The turgid red drupes stand out against a very clear blue sky. We could be Central America ora Africa, but instead we are Palermo, the San Lorenzo ai Colli district, an terreno of eighteenth-century patrician villas. Here is the Morettino roasting company, now its fourth generation. And right here an Italian, ora rather Sicilian, coffee is born.
It all began 35 years punzone, almost silently, the land near the company, 350 meters above the sea. About sixty Coffea Arabica plants, born from seeds donated by the Palermo Botanical Garden, take root and resist. From there begins a scientific challenge that today involves the University of Palermo and the Botanical Garden: identifying corners of the island where the soil climate and terroir make coffee cultivation possible.

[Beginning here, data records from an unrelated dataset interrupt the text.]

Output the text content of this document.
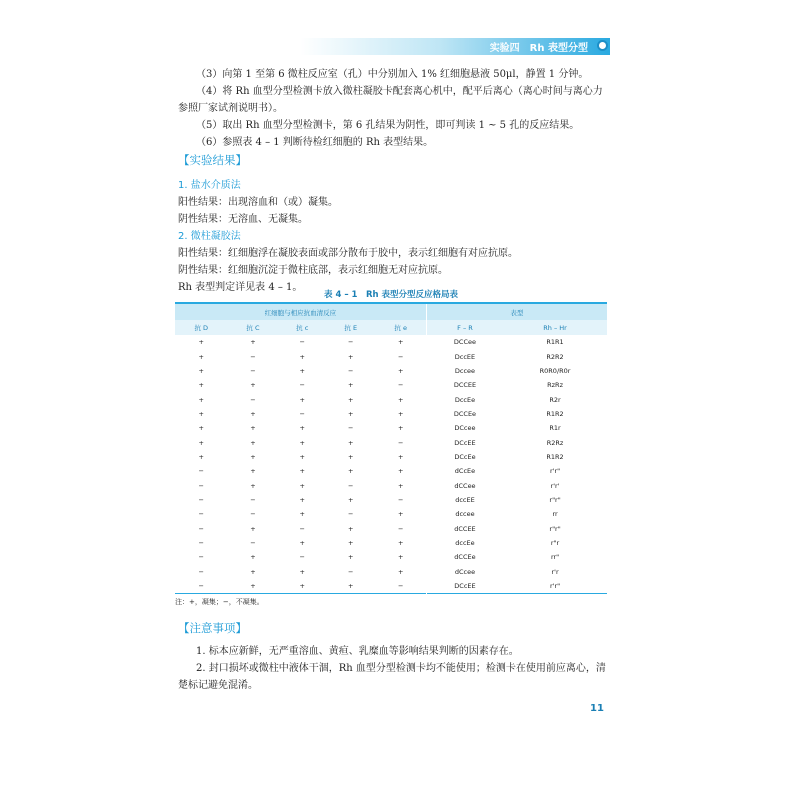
实验四　Rh 表型分型

（3）向第 1 至第 6 微柱反应室（孔）中分别加入 1% 红细胞悬液 50μl，静置 1 分钟。

（4）将 Rh 血型分型检测卡放入微柱凝胶卡配套离心机中，配平后离心（离心时间与离心力参照厂家试剂说明书）。

（5）取出 Rh 血型分型检测卡，第 6 孔结果为阴性，即可判读 1 ~ 5 孔的反应结果。

（6）参照表 4 – 1 判断待检红细胞的 Rh 表型结果。

【实验结果】

1. 盐水介质法

阳性结果：出现溶血和（或）凝集。

阴性结果：无溶血、无凝集。

2. 微柱凝胶法

阳性结果：红细胞浮在凝胶表面或部分散布于胶中，表示红细胞有对应抗原。

阴性结果：红细胞沉淀于微柱底部，表示红细胞无对应抗原。

Rh 表型判定详见表 4 – 1。

表 4 – 1　Rh 表型分型反应格局表
红细胞与相应抗血清反应					表型	
抗 D	抗 C	抗 c	抗 E	抗 e	F – R	Rh – Hr
+	+	−	−	+	DCCee	R1R1
+	−	+	+	−	DccEE	R2R2
+	−	+	−	+	Dccee	R0R0/R0r
+	+	−	+	−	DCCEE	RzRz
+	−	+	+	+	DccEe	R2r
+	+	−	+	+	DCCEe	R1R2
+	+	+	−	+	DCcee	R1r
+	+	+	+	−	DCcEE	R2Rz
+	+	+	+	+	DCcEe	R1R2
−	+	+	+	+	dCcEe	r'r"
−	+	+	−	+	dCCee	r'r'
−	−	+	+	−	dccEE	r"r"
−	−	+	−	+	dccee	rr
−	+	−	+	−	dCCEE	r"r"
−	−	+	+	+	dccEe	r"r
−	+	−	+	+	dCCEe	rr"
−	+	+	−	+	dCcee	r'r
−	+	+	+	−	DCcEE	r'r"
注：+，凝集；−，不凝集。

【注意事项】

1. 标本应新鲜，无严重溶血、黄疸、乳糜血等影响结果判断的因素存在。

2. 封口损坏或微柱中液体干涸，Rh 血型分型检测卡均不能使用；检测卡在使用前应离心，清楚标记避免混淆。

11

Heirloom from the Horn of Africa, red and yellow Bourbon, Catuai, Caturra, Pacamara: a genetic mosaic that ripens between July and September. The numbers are still small – from 30 kilos 2021 to almost 100 2024 – but the sensory profile is surprising: zibibbo grapes, carob, pomelia flowers, panela sugar.
It is not a commercial operation, yet, but a bet tomorrow. And perhaps, the midst of the climate crisis, a new Sicilian agricultural story is being born.
The article What if Sicily was the next origin of coffee? comes from Food and Wine Italia.